Adorno’nun “Kültür endüstrisine ilişkin en iddialı savunmada ise, bu endüstrinin rahatlıkla ideoloji diye adlandırılabilecek olan tini bir düzenleme faktörü olarak övülüyor. Bu tinin, sözde kaotik bir dünyada insanlara yönlerini bulmaları için ölçüt­ ler verdiği ve sadece bunun bile onaylamaya değer olduğu ileri sürülüyor. Oysa kültür endüstrisinin koruduğuna vehmedilen şey, kültür endüstrisi tarafından bir o kadar temelden yıkılmaktadır. Renkli sinema, keyifli eski meyhaneleri bombalardan beter yıkmaktadır: Dahası onun imago’sunun kökünü kurutmaktadır. Hiçbir vatan, onu yücelten, beslendikleri ve birbiriyle karıştırılamayacak her şeyi, birbirine karıştırmak için aynılaştıran filmlerdeki işleniş biçiminden sonra hayatta kalamaz.”[7] satırlarını okuyan birinin, değişime karşı ortaya koyduğu  bu direnişin, günümüzdeki örneklerine bakıp, bu adam dümdüz muhafazakar deme olasılığı üzerinde de durmak gerekir. 

Piyasa

Kültür nesneleri çok hızlı metalaştırılıyor ve aynı hızla piyasalaşıyor. Asıl sorun kültür nesnelerinin metalaştırılıyor olmasından çok, piyasalaştırılıyor olmasıdır. Metalaştırma süreçleriyle mücadele etmek zor olsa da piyasalaşma ile, piyasa ile savaşmak neredeyse imkansız gibi görünmektedir. Kültür endüstrisinde sistem kendisini piyasalaşmak yoluyla korumaya devam ediyor. Adorno’ haklı ve eleştirel bir ifade ile, Kültür Endüstrisini savunanların dilinden  tin’in bir orataya biçimi olarak ifade ettiği, kültür endüstrisinin bir tin olarak en belirgin uğrağı herhalde piyasa olsa gerek.

Birbirine benzeyerek aura’sını ve otantikliğini yitirmiş bu nesnelerin pazara sunuluş biçimleri, sistemi koruyan önemli mekanizmalardan biridir. Kültür endüstrisinin maliyet odaklı üretim stratejisi ile birbirinin benzerleri olarak üretilmiş kültür nesneleri, ticari boyutu ile sadece alıcı satışı ilişkisinin çok ötesinde bir evreye ulaşmış durumdadır. Buna göre örneğin,  bir animasyon  film yapımcısı gösterime sunulmak üzere ürettiği karakterini sadece sinema izleyecisine sunmaz. Teknolojinin desteği ile dijital platformların kullanılmasından da ibaret değildir. Bu karakterin kopyalarını, belirli lisans bedelleri alınmak koşulu ile, çantaların, kıyafetlerin, ayakkabıların, alışveriş merkezlerindeki maskotlatın, defterlerin, oyuncakların, mataraların, tokaların, artık hedef kitlesi ticari olarak neye ihtiyaç duyuyorsa, bu ürünlerin üzerinde görebiliyoruz. 

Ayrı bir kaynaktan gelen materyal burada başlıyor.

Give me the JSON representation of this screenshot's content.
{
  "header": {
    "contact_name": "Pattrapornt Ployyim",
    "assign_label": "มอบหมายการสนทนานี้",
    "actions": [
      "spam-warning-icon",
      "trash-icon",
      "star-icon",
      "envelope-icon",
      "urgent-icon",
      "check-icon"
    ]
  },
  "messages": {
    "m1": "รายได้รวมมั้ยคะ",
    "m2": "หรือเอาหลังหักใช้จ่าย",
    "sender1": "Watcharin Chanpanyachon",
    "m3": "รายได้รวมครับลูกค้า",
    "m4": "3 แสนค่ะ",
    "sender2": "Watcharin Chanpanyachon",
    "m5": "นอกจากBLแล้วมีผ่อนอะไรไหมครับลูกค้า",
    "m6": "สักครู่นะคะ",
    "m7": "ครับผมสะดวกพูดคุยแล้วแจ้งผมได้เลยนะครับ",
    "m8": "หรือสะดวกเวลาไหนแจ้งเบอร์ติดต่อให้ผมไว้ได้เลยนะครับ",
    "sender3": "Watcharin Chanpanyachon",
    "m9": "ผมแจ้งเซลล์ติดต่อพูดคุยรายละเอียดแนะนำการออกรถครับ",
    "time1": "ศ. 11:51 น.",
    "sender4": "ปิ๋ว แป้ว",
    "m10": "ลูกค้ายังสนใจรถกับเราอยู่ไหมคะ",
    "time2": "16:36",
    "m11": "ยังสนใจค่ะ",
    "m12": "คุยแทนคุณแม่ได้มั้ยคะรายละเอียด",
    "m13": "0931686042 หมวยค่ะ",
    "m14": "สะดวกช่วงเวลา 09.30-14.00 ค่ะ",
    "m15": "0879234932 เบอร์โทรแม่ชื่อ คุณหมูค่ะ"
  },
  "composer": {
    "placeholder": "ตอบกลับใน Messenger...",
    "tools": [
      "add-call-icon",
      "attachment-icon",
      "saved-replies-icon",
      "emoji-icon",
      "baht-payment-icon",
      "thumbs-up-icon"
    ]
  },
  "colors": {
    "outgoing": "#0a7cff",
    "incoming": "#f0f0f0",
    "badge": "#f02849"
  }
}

Bu manzara kültür endüstrisi ürünlerinin birbirinin kopyası olarak çoğaltılmaları ile ilgili sanatsal boyutu ile ilgili olumsuzluğu aşan bir durumdur. Bu manzarada gördüğümüz şey aslında otantik değerini kaybetmiş “sanatsal” nesneler sorunundan çok daha fazlasıdır. (İlk örnek diyebilir miyiz bilmiyorum, neticede dijital bir ürün ve dijital alanın dışında hiçbir fiziki gerçekliği de yok) sanatsal ürün, bir yandan ekranın dışında yukarıda bahsettiğim, onlarca belki yüzlerce ürünle birleşerek kendisine gerçeklik yaratıp bedenlenirken, diğer yandan bu çoğaltım ve bedenlenme sürecine dahil olan, yüzlerce üreticiyi, satıcıyı, pazarlamacı ile ticari ilişki kuruyor. 

Bir hayatta kalma biçimi olarak ticari girişimcilik, ki Adorno bu türden faaliyetleri olumsuzlar, kültür endüstrisi ile giriştiği bu ortaklık neticesinde artık kültür endüstrisi sarmalarının bir parçasına dönüşür. Bu ticari girişimcilerin görevi artık lisans bedelini ödedikleri kültür endüstrisi nesnesine bir yandan gerçeklik alanına çıkmasına zemin sağlarken, diğer yandan onun varlığını korumaktır. Bir kez bu ilişkiye giren tüccar için hayatta kalma mücadelesi artık, kültür endüstrisi nesnesinin hayatta kalma mücadelesi ile eşitlenmiştir. Yüzlerce girişimcinin ticari olarak katıldığı bu çoğaltım sürecinin korunması, artık somut olarak o girişimciler için bir göreve, hayati derecede önemli bir zorunluluğa dönüşmüştür. 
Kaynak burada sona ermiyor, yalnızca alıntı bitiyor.